James Freezer is eager to put City of Cambridge Swimming Club on path to glory
National success is in the sights of head coach
The schoolmasterly figure striding purposefully along the side of Parkside Pools clearly has an objective in mind.
With three stopwatches in hand, there is a steely focus on watching the swimmers going hell for leather in the four lanes.
The commands are in short, sharp bursts that echo around the cavernous nature of the swimming hall as James Freezer has a goal – the national championships.
He wants nothing less than the athletes in his control to be in peak condition at the highlight of the year, and they are having to prepare in what are best described as interesting conditions.
Parkside Pools is split in half, so while one section caters for the leisurely, hobbyist swimmer, the other is focused on high performance – and the two occasionally mix, such as on this occasion when a member of the public inadvertently joins the City of Cambridge Swimming Club warm-up before being informed by a lifeguard of the error.
It is a minor problem that Freezer has got used to contending with during his eight-year tenure at the club – one which has seen them become a force on the national level again.
“I was approached by City of Cambridge Swimming Club about the opportunity of coming in and revitalising a club that had been on the wane for a little bit,” said head coach Freezer.
“They were struggling and I assessed the options and thought it was a chance to implement a plan that I saw would work long term.
“It was a really tough and challenging opportunity to come in. I think at the time we had one national swimmer, and we had three by the end of that season.
“Every club goes through peaks and troughs and we have definitely had that in my time here; we’ve had some really successful years.

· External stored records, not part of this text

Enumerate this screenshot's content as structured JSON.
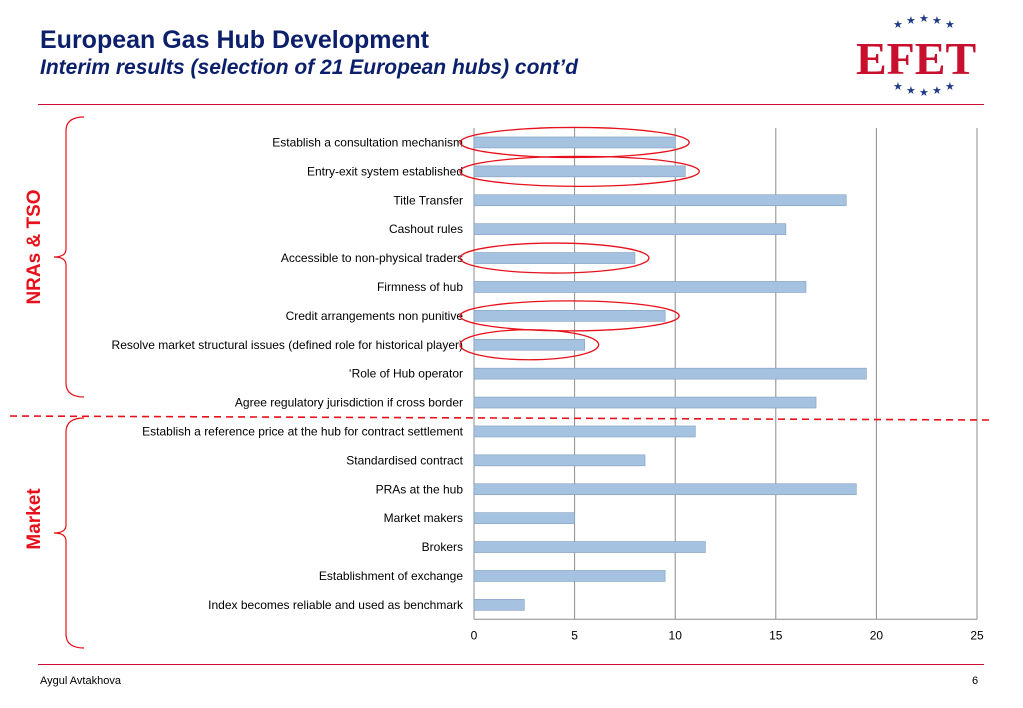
{
  "header": {
    "title": "European Gas Hub Development",
    "subtitle": "Interim results (selection of 21 European hubs)  cont’d"
  },
  "logo": {
    "text": "EFET",
    "star_icon": "star-icon"
  },
  "groups": [
    {
      "label": "NRAs & TSO"
    },
    {
      "label": "Market"
    }
  ],
  "footer": {
    "author": "Aygul Avtakhova",
    "page": "6"
  },
  "colors": {
    "bar": "#a6c2e1",
    "bar_stroke": "#7f9dbf",
    "accent": "#e8101a",
    "title": "#0b1f6b"
  },
  "chart_data": {
    "type": "bar",
    "orientation": "horizontal",
    "categories": [
      "Establish a consultation mechanism",
      "Entry-exit system established",
      "Title Transfer",
      "Cashout rules",
      "Accessible to non-physical traders",
      "Firmness of hub",
      "Credit arrangements non punitive",
      "Resolve market structural issues (defined role for historical player)",
      "‘Role of Hub operator",
      "Agree regulatory jurisdiction if cross border",
      "Establish a reference price at the hub for contract settlement",
      "Standardised contract",
      "PRAs at the hub",
      "Market makers",
      "Brokers",
      "Establishment of exchange",
      "Index becomes reliable and used as benchmark"
    ],
    "values": [
      10,
      10.5,
      18.5,
      15.5,
      8,
      16.5,
      9.5,
      5.5,
      19.5,
      17,
      11,
      8.5,
      19,
      5,
      11.5,
      9.5,
      2.5
    ],
    "highlighted": [
      "Establish a consultation mechanism",
      "Entry-exit system established",
      "Accessible to non-physical traders",
      "Credit arrangements non punitive",
      "Resolve market structural issues (defined role for historical player)"
    ],
    "xlim": [
      0,
      25
    ],
    "xticks": [
      "0",
      "5",
      "10",
      "15",
      "20",
      "25"
    ],
    "grid": "vertical",
    "legend": "none"
  }
}
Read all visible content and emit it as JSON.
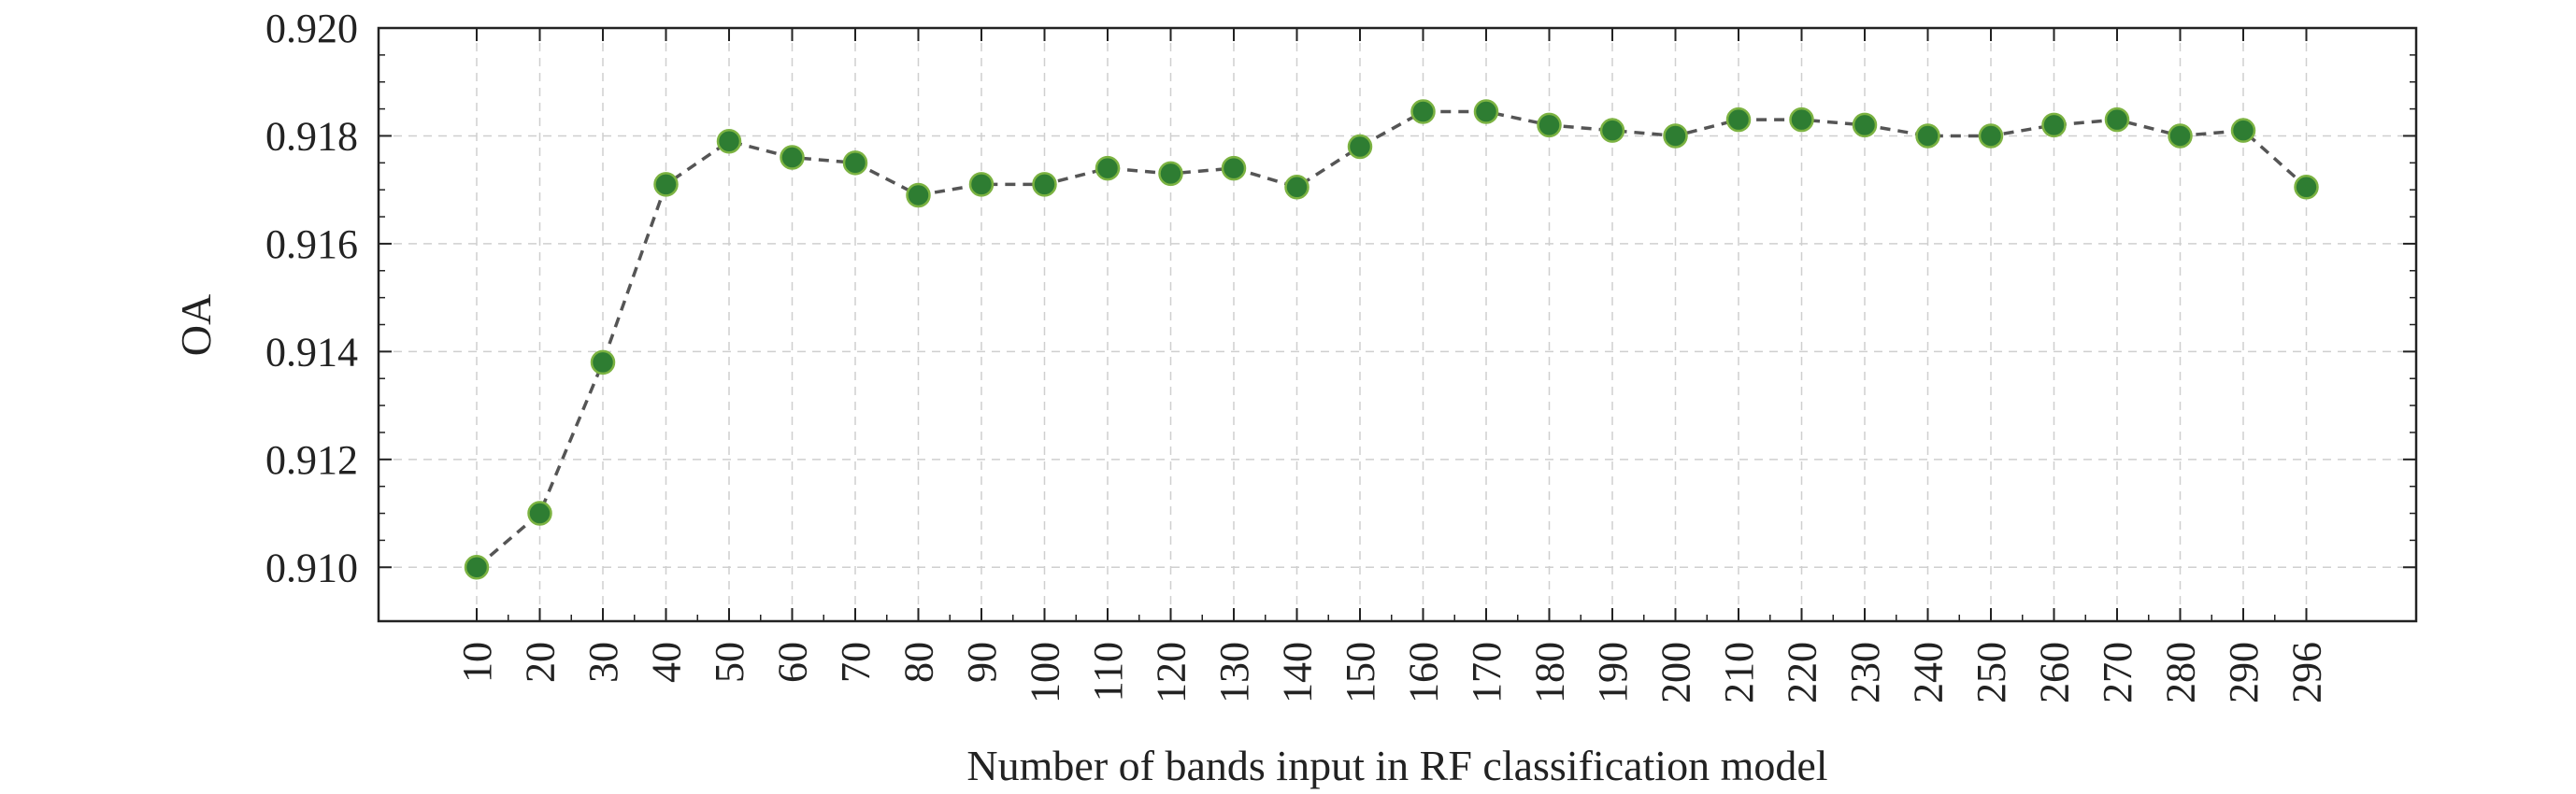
{
  "chart_data": {
    "type": "line",
    "xlabel": "Number of bands input in RF classification model",
    "ylabel": "OA",
    "categories": [
      "10",
      "20",
      "30",
      "40",
      "50",
      "60",
      "70",
      "80",
      "90",
      "100",
      "110",
      "120",
      "130",
      "140",
      "150",
      "160",
      "170",
      "180",
      "190",
      "200",
      "210",
      "220",
      "230",
      "240",
      "250",
      "260",
      "270",
      "280",
      "290",
      "296"
    ],
    "values": [
      0.91,
      0.911,
      0.9138,
      0.9171,
      0.9179,
      0.9176,
      0.9175,
      0.9169,
      0.9171,
      0.9171,
      0.9174,
      0.9173,
      0.9174,
      0.91705,
      0.9178,
      0.91845,
      0.91845,
      0.9182,
      0.9181,
      0.918,
      0.9183,
      0.9183,
      0.9182,
      0.918,
      0.918,
      0.9182,
      0.9183,
      0.918,
      0.9181,
      0.91705
    ],
    "yticks": [
      "0.910",
      "0.912",
      "0.914",
      "0.916",
      "0.918",
      "0.920"
    ],
    "ylim": [
      0.909,
      0.92
    ],
    "grid": true,
    "marker_color": "#2e7d32",
    "marker_edge_color": "#7cb342",
    "line_color": "#555555",
    "line_style": "dashed"
  }
}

“We’ve progressively got better and this year we go to nationals with about 20 swimmers and with people going in with medal opportunities, which is great for everyone in the club.
“From parents, committee, all the coaching team, it just shows that everyone working in the same direction really does have an influence on the impact, and the opportunities for swimmers in Cambridge and the surrounding area.”
Freezer, 34, was a swimmer himself, starting at Stowmarket Swimming Club before moving on to Ipswich Swimming Club, picking up the coaching baton aged only 16.
He was assisting at Stowmarket and that developed further at Ipswich, before he quit his full-time job to take up a part-time coaching role as assistant coach at West Suffolk Swimming Club. He then moved to UEA City of Norwich Swimming Club for four years.
And it is looking back on his own racing days and feeling that he underachieved as a competitor by staying at a small club for too long, and therefore hindering his development, that drives Freezer to become a better coach then he ever was a swimmer.
“You’ve got to be a great communicator,” said Freezer, on the skills required to be a coach. “You’ve got to be able to get the point across that you’re trying to get the swimmer to learn.
“It’s no different from any coach in any other sport, you’ve got to be a great motivator. You’ve got to have buy in from your athletes and they’ve got to trust you and you’ve got to be able to trust them.
“You’ve got to have a plan – you can’t just try to wing it.
“You have to have a plan in place that’s not only going to benefit the guys you are coaching now, but the guys that are going to be coming through the system and structure in the future.
“In terms of technical aspects, you’re trying to make the swimmer as efficient as possible in the water – trying to transfer the strength and energy that they are putting into the stroke and make it as easy as possible.
“It’s a knowledge you accrue over a number of years of being a swimmer. Luckily for me, I was coached by Dave Champion at Ipswich who has been on numerous international teams, and coached Karen Pickering.
“I was also lucky enough to train alongside her so being in that company of an Olympic swimmer, and a swimmer that has won Commonwealth Games and world medals and broken numerous British records, is someone that is a benchmark.
“If you were a sponge you would take that information and try to transfer it into what you’re trying to produce.”
And it is that pursuit of excellence that is unrelenting for Freezer.
He has four alarms primed to go off at 4.20am every morning, and will be at Parkside Pools by 5am, with the swimmers arriving between 5.15am and 5.20am for a 5.25am start in the water.
After the culmination of the session at 7.20am, Freezer will do some office and gym work before heading home for breakfast, and then return to the pool at 1.30pm and will be back poolside between 4.30pm and 8.30pm.
And Freezer’s motivation for such long hours coaching is altruistic.
“My ultimate goal is to produce an international swimmer,” he said. “After not reaching what I thought was my full potential (as a swimmer), I want to be able to offer these guys the opportunity to reach it.
“And obviously I’ve got a drive to make it on to an international team in the future, and having swimmers that are at my club join me.
“You only get recognition on an international or national stage if you have got swimmers that you have produced.”
The signs are certainly looking promising for Freezer, with success spread across the many different sections of City of Cambridge.
“The club is in the strongest position it’s been since I’ve been here,” he said.
“I think that’s because it’s had that continuity and consistency and that does – like in any sport – take it’s time to come through.”